İstanbul Veteriner Hekimler Odası Yönetim Kurulu Başkanı Prof. Dr. Murat Arslan, Kanal İstanbul güzergahında bulunan Arnavutköy ilçesinde yapılacak bazı düzenlemelerin hayvancılık ve tarımsal üretim faaliyetlerine büyük darbe vuracağını belirterek, "Kararla bölgede yaşayan ve başka bir geçim kaynağı bulunmayan üreticiler inşaat rantına feda edilmişlerdir" dedi.

Arnavutköy İlçe Umumi Hıfzıssıhha Meclisi, Ekim 2020'de aldığı kararla, bölgenin bazı mahallelerinde bulunan hayvan ahırlarının boşaltılması kararı almış, tahliye içinse haziran ayına kadar süre vermişti. Konuyla ilgili yazılı bir açıklama yapan İVHO Yönetim Kurulu Başkanı Prof. Dr. Murat Arslan, kararın bölgede çiftçilik ve hayvancılık yapan köylülerin haklarını çiğnemesinin yanı sıra İstanbul'un hayvansal gıdaya erişimine ve yaban hayatına da zarar vereceğini belirtti.

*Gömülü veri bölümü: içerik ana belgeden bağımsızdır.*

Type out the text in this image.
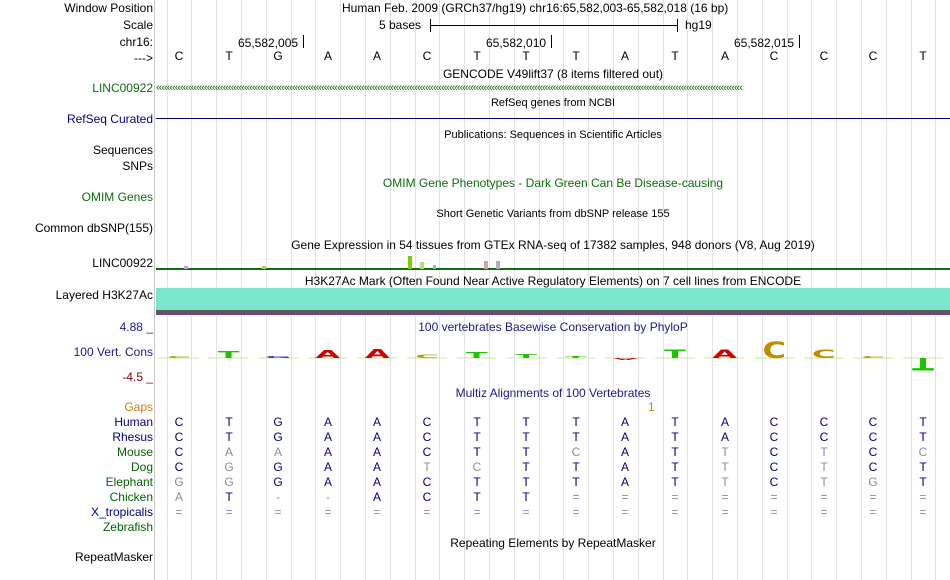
Window Position
Scale
chr16:
--->
Human Feb. 2009 (GRCh37/hg19) chr16:65,582,003-65,582,018 (16 bp)
5 bases	hg19
65,582,005	65,582,010	65,582,015
C	T	G	A	A	C	T	T	T	A	T	A	C	C	C	T
GENCODE V49lift37 (8 items filtered out)
LINC00922 ‹‹‹‹‹‹‹‹‹‹‹‹‹‹‹‹‹‹‹‹‹‹‹‹‹‹‹‹‹‹‹‹‹‹‹‹‹‹‹‹‹‹‹‹‹‹‹‹‹‹‹‹‹‹‹‹‹‹‹‹‹‹‹‹‹‹‹‹‹‹‹‹‹‹‹‹‹‹‹‹‹‹‹‹‹‹‹‹‹‹‹‹‹‹‹‹‹‹‹‹‹‹‹‹‹‹‹‹‹‹‹‹‹‹‹‹‹‹‹‹‹‹‹‹‹‹‹‹‹‹‹‹‹‹‹‹‹‹‹‹‹‹‹‹‹‹‹‹‹‹‹‹‹‹‹‹‹‹‹‹‹‹‹‹‹‹‹‹‹‹‹‹‹‹‹‹‹‹‹‹‹‹‹‹‹‹‹‹‹‹‹‹‹‹‹‹‹‹‹‹‹‹‹‹‹‹‹‹‹‹‹‹‹‹‹‹‹‹‹‹
RefSeq genes from NCBI
RefSeq Curated
Publications: Sequences in Scientific Articles
Sequences
SNPs
OMIM Gene Phenotypes - Dark Green Can Be Disease-causing
OMIM Genes
Short Genetic Variants from dbSNP release 155
Common dbSNP(155)
Gene Expression in 54 tissues from GTEx RNA-seq of 17382 samples, 948 donors (V8, Aug 2019)
LINC00922
H3K27Ac Mark (Often Found Near Active Regulatory Elements) on 7 cell lines from ENCODE
Layered H3K27Ac
100 vertebrates Basewise Conservation by PhyloP
4.88 _
100 Vert. Cons
-4.5 _
C T G A A C T T T
A T A C C C T
Multiz Alignments of 100 Vertebrates
Gaps	1
Human	C	T	G	A	A	C	T	T	T	A	T	A	C	C	C	T
Rhesus	C	T	G	A	A	C	T	T	T	A	T	A	C	C	C	T
Mouse	C	A	A	A	A	C	T	T	C	A	T	T	C	T	C	C
Dog	C	G	G	A	A	T	C	T	T	A	T	T	C	T	C	T
Elephant	G	G	G	A	A	C	T	T	T	A	T	T	C	T	G	T
Chicken	A	T	-	-	A	C	T	T	=	=	=	=	=	=	=	=
X_tropicalis	=	=	=	=	=	=	=	=	=	=	=	=	=	=	=	=
Zebrafish
Repeating Elements by RepeatMasker
RepeatMasker
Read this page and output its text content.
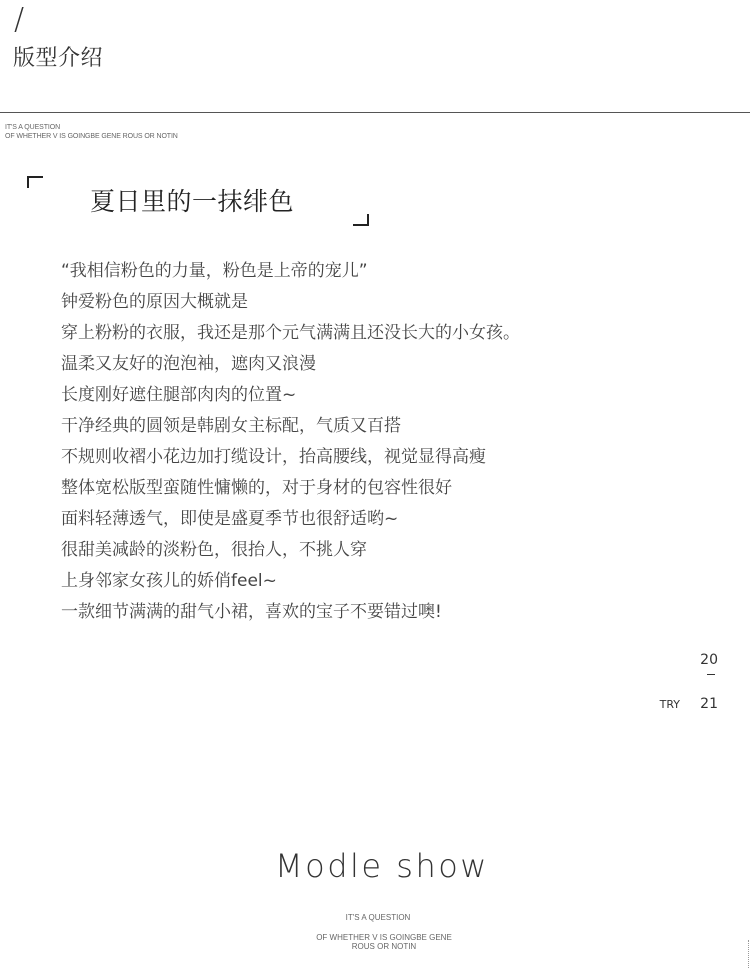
/
版型介绍
IT'S A QUESTION
OF WHETHER V IS GOINGBE GENE ROUS OR NOTIN
夏日里的一抹绯色
“我相信粉色的力量，粉色是上帝的宠儿”
钟爱粉色的原因大概就是
穿上粉粉的衣服，我还是那个元气满满且还没长大的小女孩。
温柔又友好的泡泡袖，遮肉又浪漫
长度刚好遮住腿部肉肉的位置~
干净经典的圆领是韩剧女主标配，气质又百搭
不规则收褶小花边加打缆设计，抬高腰线，视觉显得高瘦
整体宽松版型蛮随性慵懒的，对于身材的包容性很好
面料轻薄透气，即使是盛夏季节也很舒适哟~
很甜美减龄的淡粉色，很抬人，不挑人穿
上身邻家女孩儿的娇俏feel~
一款细节满满的甜气小裙，喜欢的宝子不要错过噢!
20
TRY 21
Modle show
IT'S A QUESTION
OF WHETHER V IS GOINGBE GENE
ROUS OR NOTIN
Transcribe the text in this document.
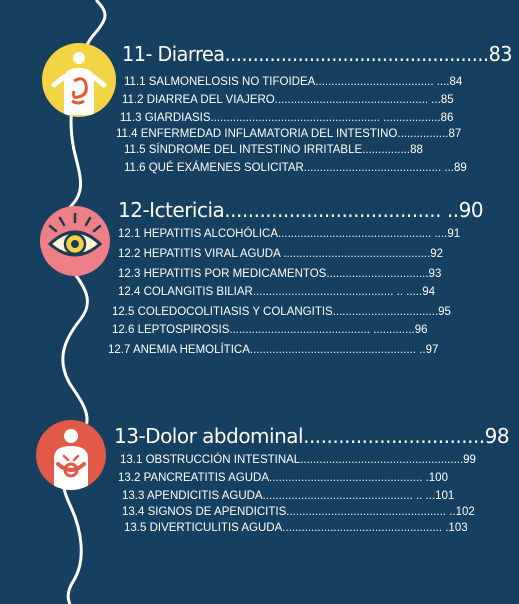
11- Diarrea...............................................83
11.1 SALMONELOSIS NO TIFOIDEA..................................... ....84
11.2 DIARREA DEL VIAJERO................................................ ...85
11.3 GIARDIASIS..................................................... ..................86
11.4 ENFERMEDAD INFLAMATORIA DEL INTESTINO................87
11.5 SÍNDROME DEL INTESTINO IRRITABLE...............88
11.6 QUÉ EXÁMENES SOLICITAR........................................... ...89
12-Ictericia..................................... ..90
12.1 HEPATITIS ALCOHÓLICA................................................ ....91
12.2 HEPATITIS VIRAL AGUDA ..............................................92
12.3 HEPATITIS POR MEDICAMENTOS................................93
12.4 COLANGITIS BILIAR............................................ .. .....94
12.5 COLEDOCOLITIASIS Y COLANGITIS.................................95
12.6 LEPTOSPIROSIS............................................ .............96
12.7 ANEMIA HEMOLÍTICA.................................................... ..97
13-Dolor abdominal...............................98
13.1 OBSTRUCCIÓN INTESTINAL...................................................99
13.2 PANCREATITIS AGUDA................................................ .100
13.3 APENDICITIS AGUDA............................................... .. ...101
13.4 SIGNOS DE APENDICITIS.................................................. ..102
13.5 DIVERTICULITIS AGUDA.................................................. .103
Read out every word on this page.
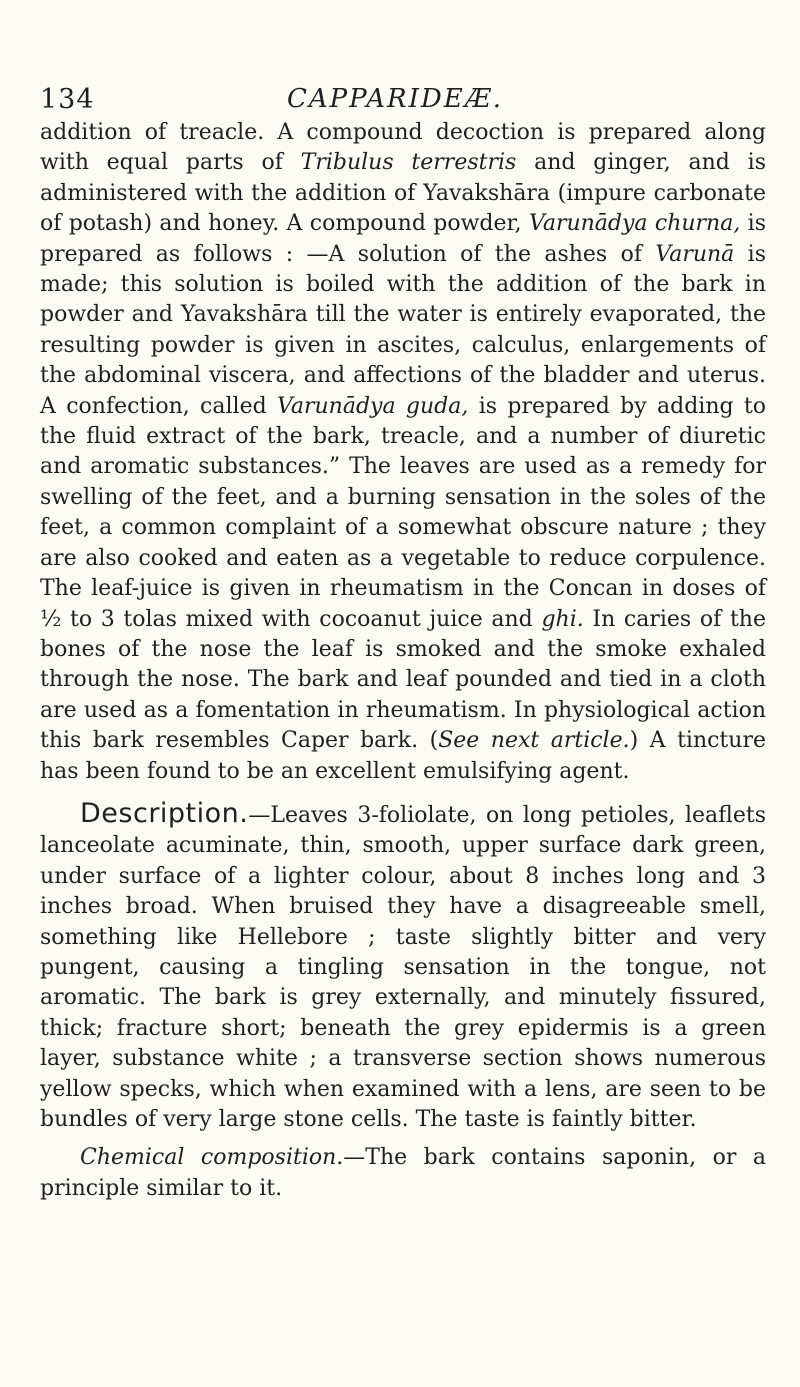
134	CAPPARIDEÆ.

addition of treacle. A compound decoction is prepared along with equal parts of Tribulus terrestris and ginger, and is administered with the addition of Yavakshāra (impure carbonate of potash) and honey. A compound powder, Varunādya churna, is prepared as follows : —A solution of the ashes of Varunā is made; this solution is boiled with the addition of the bark in powder and Yavakshāra till the water is entirely evaporated, the resulting powder is given in ascites, calculus, enlargements of the abdominal viscera, and affections of the bladder and uterus. A confection, called Varunādya guda, is prepared by adding to the fluid extract of the bark, treacle, and a number of diuretic and aromatic substances.” The leaves are used as a remedy for swelling of the feet, and a burning sensation in the soles of the feet, a common complaint of a somewhat obscure nature ; they are also cooked and eaten as a vegetable to reduce corpulence. The leaf-juice is given in rheumatism in the Concan in doses of ½ to 3 tolas mixed with cocoanut juice and ghi. In caries of the bones of the nose the leaf is smoked and the smoke exhaled through the nose. The bark and leaf pounded and tied in a cloth are used as a fomentation in rheumatism. In physiological action this bark resembles Caper bark. (See next article.) A tincture has been found to be an excellent emulsifying agent.

Description.—Leaves 3-foliolate, on long petioles, leaflets lanceolate acuminate, thin, smooth, upper surface dark green, under surface of a lighter colour, about 8 inches long and 3 inches broad. When bruised they have a disagreeable smell, something like Hellebore ; taste slightly bitter and very pungent, causing a tingling sensation in the tongue, not aromatic. The bark is grey externally, and minutely fissured, thick; fracture short; beneath the grey epidermis is a green layer, substance white ; a transverse section shows numerous yellow specks, which when examined with a lens, are seen to be bundles of very large stone cells. The taste is faintly bitter.

Chemical composition.—The bark contains saponin, or a principle similar to it.
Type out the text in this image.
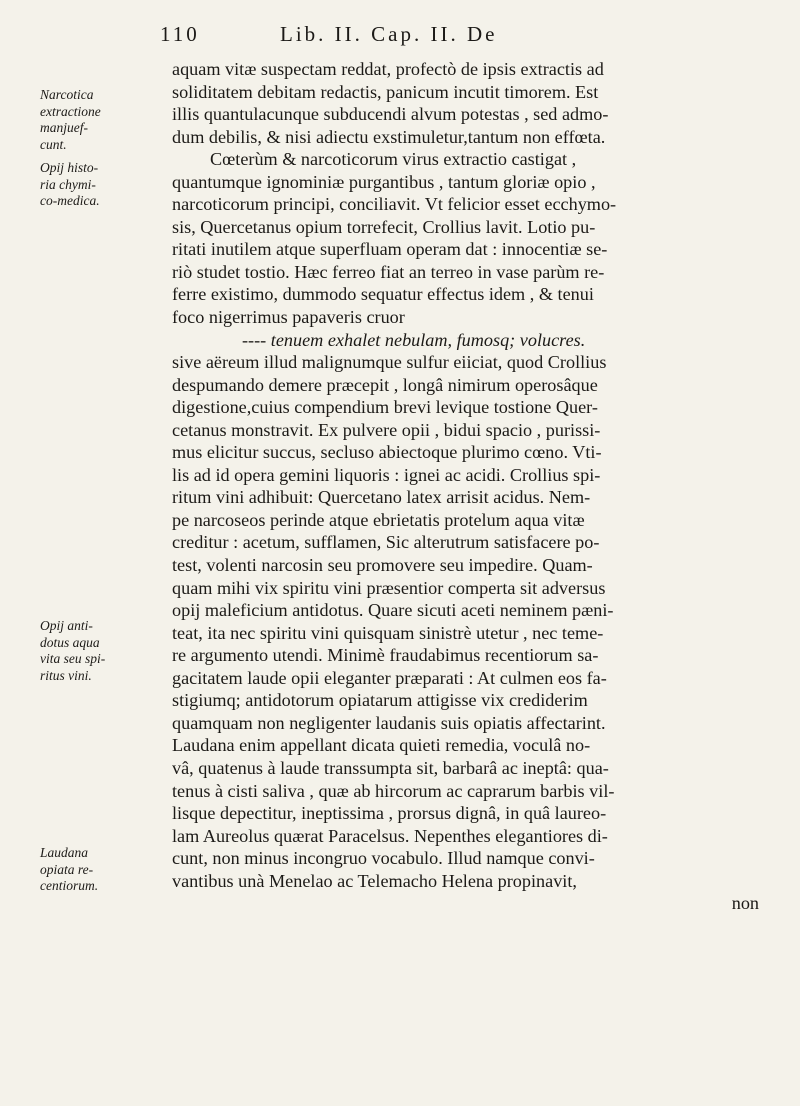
110	Lib. II. Cap. II. De
Narcotica
extractione
manjuef-
cunt.
Opij histo-
ria chymi-
co-medica.
Opij anti-
dotus aqua
vita seu spi-
ritus vini.
Laudana
opiata re-
centiorum.
aquam vitæ suspectam reddat, profectò de ipsis extractis ad
soliditatem debitam redactis, panicum incutit timorem. Est
illis quantulacunque subducendi alvum potestas , sed admo-
dum debilis, & nisi adiectu exstimuletur,tantum non effœta.
Cœterùm & narcoticorum virus extractio castigat ,
quantumque ignominiæ purgantibus , tantum gloriæ opio ,
narcoticorum principi, conciliavit. Vt felicior esset ecchymo-
sis, Quercetanus opium torrefecit, Crollius lavit. Lotio pu-
ritati inutilem atque superfluam operam dat : innocentiæ se-
riò studet tostio. Hæc ferreo fiat an terreo in vase parùm re-
ferre existimo, dummodo sequatur effectus idem , & tenui
foco nigerrimus papaveris cruor
---- tenuem exhalet nebulam, fumosq; volucres.
sive aëreum illud malignumque sulfur eiiciat, quod Crollius
despumando demere præcepit , longâ nimirum operosâque
digestione,cuius compendium brevi levique tostione Quer-
cetanus monstravit. Ex pulvere opii , bidui spacio , purissi-
mus elicitur succus, secluso abiectoque plurimo cœno. Vti-
lis ad id opera gemini liquoris : ignei ac acidi. Crollius spi-
ritum vini adhibuit: Quercetano latex arrisit acidus. Nem-
pe narcoseos perinde atque ebrietatis protelum aqua vitæ
creditur : acetum, sufflamen, Sic alterutrum satisfacere po-
test, volenti narcosin seu promovere seu impedire. Quam-
quam mihi vix spiritu vini præsentior comperta sit adversus
opij maleficium antidotus. Quare sicuti aceti neminem pæni-
teat, ita nec spiritu vini quisquam sinistrè utetur , nec teme-
re argumento utendi. Minimè fraudabimus recentiorum sa-
gacitatem laude opii eleganter præparati : At culmen eos fa-
stigiumq; antidotorum opiatarum attigisse vix crediderim
quamquam non negligenter laudanis suis opiatis affectarint.
Laudana enim appellant dicata quieti remedia, voculâ no-
vâ, quatenus à laude transsumpta sit, barbarâ ac ineptâ: qua-
tenus à cisti saliva , quæ ab hircorum ac caprarum barbis vil-
lisque depectitur, ineptissima , prorsus dignâ, in quâ laureo-
lam Aureolus quærat Paracelsus. Nepenthes elegantiores di-
cunt, non minus incongruo vocabulo. Illud namque convi-
vantibus unà Menelao ac Telemacho Helena propinavit,
non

İl olarak 545 bin hektar alana sahip İstanbul'un yaklaşık yüzde 25'inin tarım alanlarından oluştuğunu, bunun yüzde 86'sının da Kanal İstanbul'un konumlandığı Avrupa yakasında yer aldığını belirten Arslan, "Bölgede çok sayıda üretici tarım ve hayvancılıkla uğraşmakta, önemli miktarda bitkisel ve hayvansal üretim yapmaktadırlar. Bölgede bulunan bazı endemik bitki türleri uluslararası sözleşmelere göre koruma altında bulunmaktadır. Kararın uygulanacağı Arnavutköy ilçesinde TÜRKVET kayıtlarına göre 934 işletme, 16.111 sığır, 3928 manda, 18.915 koyun, 2574 keçi varlığı bulunmaktadır" dedi.

ÜRETİCİLER İNŞAAT RANTINA FEDA EDİLDİ
Arnavutköy'ü de içine alan bu bölgenin tam bir yaban hayatı cenneti hüviyeti taşıdığını ve kuşların göç yolları üzerinde bulunduğunu ifade eden Prof. Dr. Murat Arslan, Türkiye'nin Önemli Doğa Alanları arasında olan bölgede nesli tükenmekte olan ve çoğu koruma altında olan yaban türleri bulunduğuna dikkat çekti.

Kararın birçok soruna neden olacağını kaydeden Arslan, "Alınan kararla boşaltılan bölgelerde bulunan üreticiler ve besledikleri hayvanlar için herhangi bir önlem alınmamıştır. Kararla bölgede yaşayan ve başka bir geçim kaynağı bulunmayan üreticiler inşaat rantına feda edilmişlerdir. Son yıllarda doğaya, ekosisteme zarar veren ve üretimi de derinden etkileyen bu gibi kararlar, köyleri ve şehirleri kimliklerinden uzaklaştırmaya, yaşanmaz hale getirmeye başlamıştır. Yaban hayatı tahribatı nihayet milyonlarca insanı etkileyen pandemi sonucunu doğurmuştur" ifadelerini kullandı.

İVHO Yönetim Kurulu Başkanı Prof. Dr. Murat Arslan açıklamasını şöyle tamamladı: "Öyle görünüyor ki, tüm itirazlara karşın doğayı tahrip etme, gelenekleri, üretim alışkanlığını, kendi kendine yeten yapının yok edilmesi girişimleri devam edecek. Yapılması gereken ise tüm otoritelerin önerdiği gibi, bilimin ortaya koyduğu verilerle, her alanda üretimi, üretici örgütlenmesini teşvik etmek, doğanın korunmasına katkıda bulunmaktır."